The next stage for the session is for the House and Senate to meet in a conference committee.
This is the process by which differences in bills are discussed and negotiations between different positions take place. Each chamber presents their bill and positions along with what they like and don't like about the other chamber's bill. The top three members of each committee represent their respective chamber's position in the negotiations. When both sides believe they have an
equitable agreement, they submit their report back to their respective chambers and each body votes on the plan. If it passes both chambers, it goes to the governor for his signature or veto. If
either house rejects the agreement, they go back to conference to find another agreement. The conference committee process happens for each bill which has differences from what the other
Last year, the state passed the largest tax cut in history by significantly reducing state income tax rates and eliminating income taxes on small and corporate business owners for non-wage revenue. The goal for the 2013 Legislative Session is to continue to concentrate on lowering our
state's income tax. With last year's ambitious tax cut and the continued drive to ratchet down the tax rates, the legislature has focused on responsible spending habits with particular attention to
finding efficiencies in state government. The House Taxation and Appropriations Committees have worked in tandem to ensure the state will continue to meet its obligations while also continuing on a glide path to zero state income tax.
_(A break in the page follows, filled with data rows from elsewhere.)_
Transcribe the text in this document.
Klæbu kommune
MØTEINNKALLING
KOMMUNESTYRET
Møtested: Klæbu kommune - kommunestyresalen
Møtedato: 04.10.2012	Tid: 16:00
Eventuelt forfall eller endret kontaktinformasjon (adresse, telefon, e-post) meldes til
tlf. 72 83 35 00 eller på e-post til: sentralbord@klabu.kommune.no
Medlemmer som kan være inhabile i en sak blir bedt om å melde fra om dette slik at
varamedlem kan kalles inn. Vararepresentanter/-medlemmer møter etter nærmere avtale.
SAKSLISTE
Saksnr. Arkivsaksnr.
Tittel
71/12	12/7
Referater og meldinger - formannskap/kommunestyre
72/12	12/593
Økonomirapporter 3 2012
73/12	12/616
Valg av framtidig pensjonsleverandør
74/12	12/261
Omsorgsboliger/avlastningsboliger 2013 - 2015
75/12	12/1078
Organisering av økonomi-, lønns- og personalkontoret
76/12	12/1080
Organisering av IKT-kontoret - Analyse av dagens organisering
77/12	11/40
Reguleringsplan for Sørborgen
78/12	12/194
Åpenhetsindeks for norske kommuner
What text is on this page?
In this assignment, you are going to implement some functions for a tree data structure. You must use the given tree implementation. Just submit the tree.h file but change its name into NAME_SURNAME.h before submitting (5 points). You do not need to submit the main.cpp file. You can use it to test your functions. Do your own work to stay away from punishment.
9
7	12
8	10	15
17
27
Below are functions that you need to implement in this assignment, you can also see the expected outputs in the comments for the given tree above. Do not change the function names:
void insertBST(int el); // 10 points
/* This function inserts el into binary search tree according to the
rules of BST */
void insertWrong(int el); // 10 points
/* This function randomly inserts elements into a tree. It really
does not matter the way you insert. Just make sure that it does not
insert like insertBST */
In order to fund the core functions of government and to provide the means to buy down income tax rates, the House debated its proposed budget (Substitute for HB 2231), which has an ending
balance of $386.8 million in FY 2014 and $104.8 million in FY 2015. This year, the governor proposed a two-year budget rather than a normal one-year budget in order to address budget challenges up front.
The House budget includes $211.4 million in additional savings over two years as compared to the governor's recommendation, and was done without making cuts to K-12 education, public safety, or state hospitals. Included in these savings is the reduced resource package, which includes $25 million in cuts, identified by state agencies themselves. Additional legislation will be considered after the annual April break to consider supplementary funding requests of state
agencies, departments, and programs.
On Wednesday of this week, the House took up the tax plan that was passed out of committee last week and debated it on the floor. The plan would continue the Governor's drive to get personal income tax to zero. However, the House plan would also add a 2% growth in revenue
trigger mechanism in the roll out to ensure revenues are available to sustain the income tax drop.
So, as state revenues grow above 2% from the previous year, those excess funds would be used to buy down the income tax.
The House plan would also sunset the sales tax increase which was passed three years ago. On July 1st, the sales tax would drop to 5.7% from 6.3% statewide. Also on 1 July, .4% of the sales tax would be redirected from the state general fund to the state highway plan to fund TWORKS.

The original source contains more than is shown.